The observatory must have been lovely during the two decades that it was active. Contemporary reports describe splendid architecture and exquisite tiling and mosaics. Frescos illustrating the orbits of the planets and the exact positions of stars adorned the observatory’s inner walls. It was largely destroyed by God-fearing hordes in 1449, but the innovative work of its scientists survived to influence Western astronomy and algebra. Using a sextant 40 metres in radius, astronomers at the observatory recalculated the positions of nearly 1,000 stars and compiled their results in the widely translated 1437 star catalogue Zij-i Sultani. They stabilized the sextant by anchoring it in a 2-metre-wide trench dug into a hill in the plane of the meridian. The measurements were of unprecedented accuracy: the astronomers used them to recalculate trigonometric tables and to calculate the length of the sidereal year (the time taken for Earth to orbit the Sun once in relation to the fixed stars) to within one minute of the measurement now accepted. Archaeologists discovered the remains of the observatory in 1908.

A place on the World Heritage List means that a site must be maintained with international-standard conservation methods, and not spoiled with inappropriate building development. International inspection teams visit to ensure compliance. Inspections of Samarkand revealed in the mid-2000s that conservation was under par, and that city planners, supported by local politicians, alarmingly failed to respect the integrity of the site. UNESCO called for increased monitoring of the site and threatened to place it on the List of World Heritage in Danger — although it has so far avoided this designation.

In the past few decades, scientists from many disciplines have developed techniques — ranging from lasers to nuclear technologies and microbiology — for conserving and restoring artworks and monuments. Scientists at the Foundation for Research and Technology — Hellas in Heraklion, Greece, for example, invented a laser with one beam in the ultraviolet range and another in the infrared to clean a frieze on the Parthenon, part of a World Heritage Site, without damaging its surface. The widely publicized work on the frieze was completed in 2005.
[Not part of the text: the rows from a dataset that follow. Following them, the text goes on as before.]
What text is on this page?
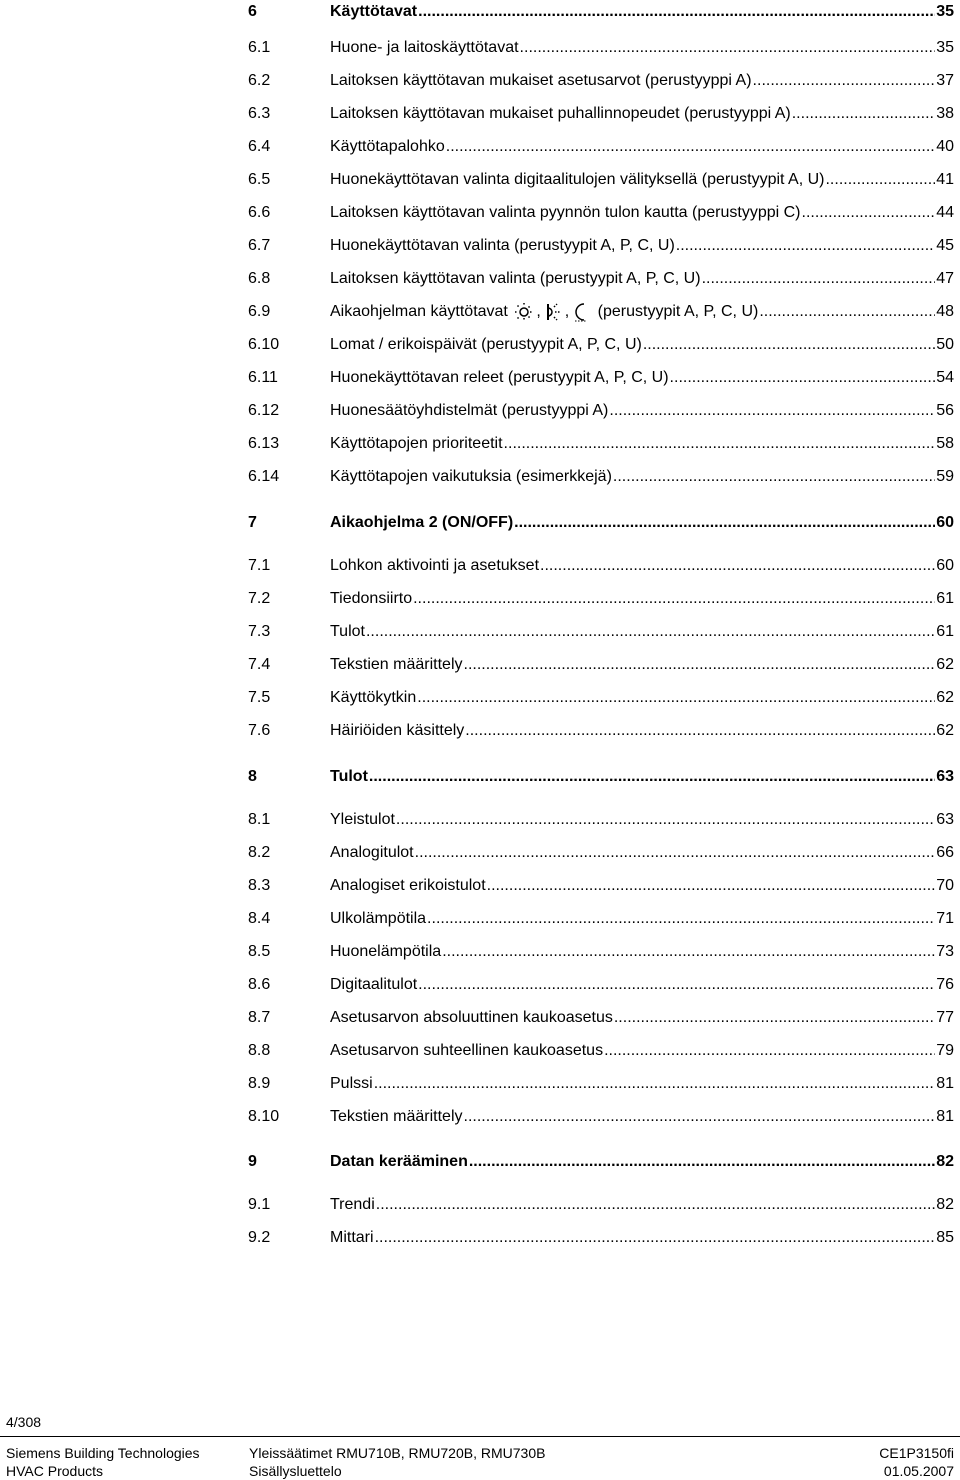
6	Käyttötavat .....	35
6.1	Huone- ja laitoskäyttötavat .....	35
6.2	Laitoksen käyttötavan mukaiset asetusarvot (perustyyppi A) .....	37
6.3	Laitoksen käyttötavan mukaiset puhallinnopeudet (perustyyppi A) .....	38
6.4	Käyttötapalohko .....	40
6.5	Huonekäyttötavan valinta digitaalitulojen välityksellä (perustyypit A, U) .....	41
6.6	Laitoksen käyttötavan valinta pyynnön tulon kautta (perustyyppi C) .....	44
6.7	Huonekäyttötavan valinta (perustyypit A, P, C, U) .....	45
6.8	Laitoksen käyttötavan valinta (perustyypit A, P, C, U) .....	47
6.9	Aikaohjelman käyttötavat , , (perustyypit A, P, C, U) .....	48
6.10	Lomat / erikoispäivät (perustyypit A, P, C, U) .....	50
6.11	Huonekäyttötavan releet (perustyypit A, P, C, U) .....	54
6.12	Huonesäätöyhdistelmät (perustyyppi A) .....	56
6.13	Käyttötapojen prioriteetit .....	58
6.14	Käyttötapojen vaikutuksia (esimerkkejä) .....	59
7	Aikaohjelma 2 (ON/OFF) .....	60
7.1	Lohkon aktivointi ja asetukset .....	60
7.2	Tiedonsiirto .....	61
7.3	Tulot .....	61
7.4	Tekstien määrittely .....	62
7.5	Käyttökytkin .....	62
7.6	Häiriöiden käsittely .....	62
8	Tulot .....	63
8.1	Yleistulot .....	63
8.2	Analogitulot .....	66
8.3	Analogiset erikoistulot .....	70
8.4	Ulkolämpötila .....	71
8.5	Huonelämpötila .....	73
8.6	Digitaalitulot .....	76
8.7	Asetusarvon absoluuttinen kaukoasetus .....	77
8.8	Asetusarvon suhteellinen kaukoasetus .....	79
8.9	Pulssi .....	81
8.10	Tekstien määrittely .....	81
9	Datan kerääminen .....	82
9.1	Trendi .....	82
9.2	Mittari .....	85
4/308
Siemens Building Technologies
HVAC Products
Yleissäätimet RMU710B, RMU720B, RMU730B
Sisällysluettelo
CE1P3150fi
01.05.2007
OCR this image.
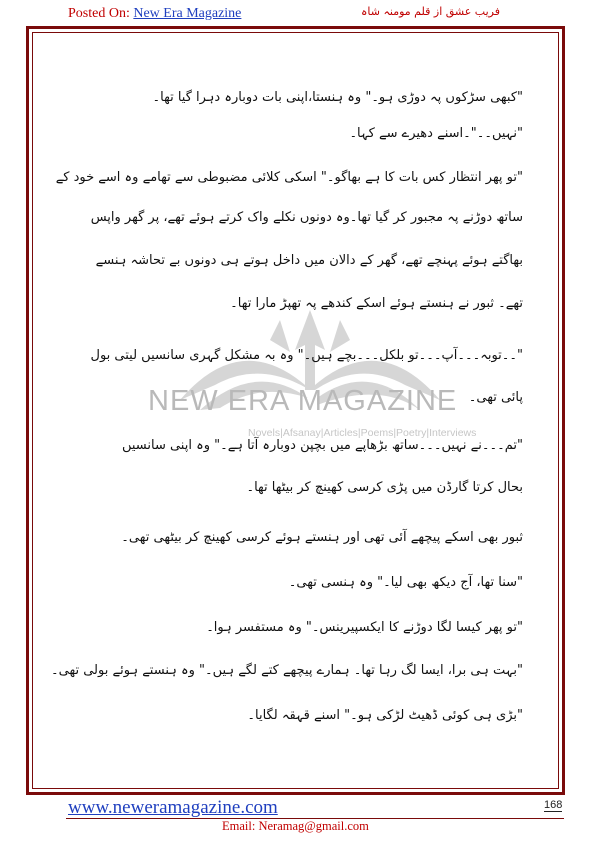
Posted On: New Era Magazine	فریب عشق از قلم مومنہ شاہ
NEW ERA MAGAZINE
Novels|Afsanay|Articles|Poems|Poetry|Interviews
"کبھی سڑکوں پہ دوڑی ہو۔" وہ ہنستا،اپنی بات دوبارہ دہرا گیا تھا۔
"نہیں۔۔"۔اسنے دھیرے سے کہا۔
"تو پھر انتظار کس بات کا ہے بھاگو۔" اسکی کلائی مضبوطی سے تھامے وہ اسے خود کے
ساتھ دوڑنے پہ مجبور کر گیا تھا۔وہ دونوں نکلے واک کرتے ہوئے تھے، پر گھر واپس
بھاگتے ہوئے پہنچے تھے، گھر کے دالان میں داخل ہوتے ہی دونوں بے تحاشہ ہنسے
تھے۔ ثبور نے ہنستے ہوئے اسکے کندھے پہ تھپڑ مارا تھا۔
"۔۔توبہ۔۔۔آپ۔۔۔تو بلکل۔۔۔بچے ہیں۔" وہ بہ مشکل گہری سانسیں لیتی بول
پائی تھی۔
"تم۔۔۔نے نہیں۔۔۔ساتھ بڑھاپے میں بچپن دوبارہ آتا ہے۔" وہ اپنی سانسیں
بحال کرتا گارڈن میں پڑی کرسی کھینچ کر بیٹھا تھا۔
ثبور بھی اسکے پیچھے آئی تھی اور ہنستے ہوئے کرسی کھینچ کر بیٹھی تھی۔
"سنا تھا، آج دیکھ بھی لیا۔" وہ ہنسی تھی۔
"تو پھر کیسا لگا دوڑنے کا ایکسپیرینس۔" وہ مستفسر ہوا۔
"بہت ہی برا، ایسا لگ رہا تھا۔ ہمارے پیچھے کتے لگے ہیں۔" وہ ہنستے ہوئے بولی تھی۔
"بڑی ہی کوئی ڈھیٹ لڑکی ہو۔" اسنے قہقہ لگایا۔
www.neweramagazine.com	168
Email: Neramag@gmail.com
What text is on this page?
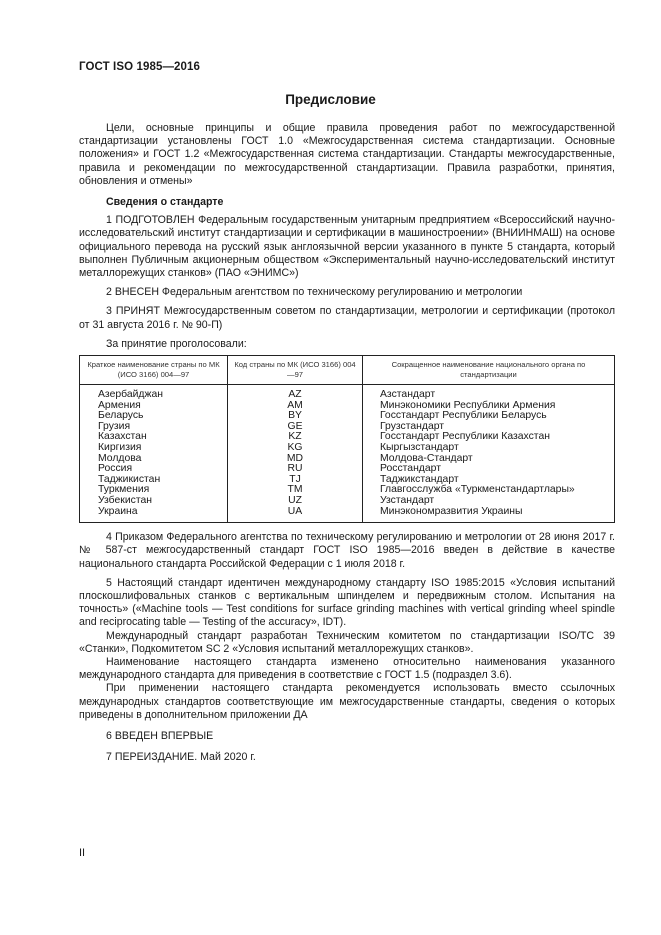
ГОСТ ISO 1985—2016
Предисловие

Цели, основные принципы и общие правила проведения работ по межгосударственной стандартизации установлены ГОСТ 1.0 «Межгосударственная система стандартизации. Основные положения» и ГОСТ 1.2 «Межгосударственная система стандартизации. Стандарты межгосударственные, правила и рекомендации по межгосударственной стандартизации. Правила разработки, принятия, обновления и отмены»

Сведения о стандарте

1 ПОДГОТОВЛЕН Федеральным государственным унитарным предприятием «Всероссийский научно-исследовательский институт стандартизации и сертификации в машиностроении» (ВНИИНМАШ) на основе официального перевода на русский язык англоязычной версии указанного в пункте 5 стандарта, который выполнен Публичным акционерным обществом «Экспериментальный научно-исследовательский институт металлорежущих станков» (ПАО «ЭНИМС»)

2 ВНЕСЕН Федеральным агентством по техническому регулированию и метрологии

3 ПРИНЯТ Межгосударственным советом по стандартизации, метрологии и сертификации (протокол от 31 августа 2016 г. № 90-П)

За принятие проголосовали:

Краткое наименование страны по МК (ИСО 3166) 004—97	Код страны по МК (ИСО 3166) 004—97	Сокращенное наименование национального органа по стандартизации
Азербайджан	AZ	Азстандарт
Армения	AM	Минэкономики Республики Армения
Беларусь	BY	Госстандарт Республики Беларусь
Грузия	GE	Грузстандарт
Казахстан	KZ	Госстандарт Республики Казахстан
Киргизия	KG	Кыргызстандарт
Молдова	MD	Молдова-Стандарт
Россия	RU	Росстандарт
Таджикистан	TJ	Таджикстандарт
Туркмения	TM	Главгосслужба «Туркменстандартлары»
Узбекистан	UZ	Узстандарт
Украина	UA	Минэкономразвития Украины

4 Приказом Федерального агентства по техническому регулированию и метрологии от 28 июня 2017 г. № 587-ст межгосударственный стандарт ГОСТ ISO 1985—2016 введен в действие в качестве национального стандарта Российской Федерации с 1 июля 2018 г.

5 Настоящий стандарт идентичен международному стандарту ISO 1985:2015 «Условия испытаний плоскошлифовальных станков с вертикальным шпинделем и передвижным столом. Испытания на точность» («Machine tools — Test conditions for surface grinding machines with vertical grinding wheel spindle and reciprocating table — Testing of the accuracy», IDT).

Международный стандарт разработан Техническим комитетом по стандартизации ISO/TC 39 «Станки», Подкомитетом SC 2 «Условия испытаний металлорежущих станков».

Наименование настоящего стандарта изменено относительно наименования указанного международного стандарта для приведения в соответствие с ГОСТ 1.5 (подраздел 3.6).

При применении настоящего стандарта рекомендуется использовать вместо ссылочных международных стандартов соответствующие им межгосударственные стандарты, сведения о которых приведены в дополнительном приложении ДА

6 ВВЕДЕН ВПЕРВЫЕ

7 ПЕРЕИЗДАНИЕ. Май 2020 г.

II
Understandably, scientists would like more funding to allow them to fine-tune such techniques. That is hard to justify generically — each archaeological site or monument has its own problems, with technical solutions that must be worked out on an individual basis. The story of Samarkand shows that politics — and thus the World Heritage List — is at least as important as science to the conservation of important monuments around the world. Funds for cultural-heritage technologies must be maintained as part of a broad approach to consider cultural heritage more widely. City and regional plans to cope with climate change, for example, should be required to consider the impact on cultural heritage. The European Commission is quietly voicing support for such a push, and it should be encouraged to speak louder.

Very few of the 962 entries on the World Heritage List involve scientific sites, perhaps because science is not automatically thought of as a part of culture. However, astronomers have begun to do something about this. In the 2009 International Year of Astronomy, astronomers worked with a UNESCO advisory group, the International Council on Monuments and Sites, to produce a list of astronomical sites that they think are, like the Samarkand Observatory, worth saving. These include the nineteenth-century Royal Observatory in Cape Town, South Africa. If this site is designated as a World Heritage Site, interest surrounding it might encourage the much-desired development of science in the country. Other scientists should follow the astronomers’ example.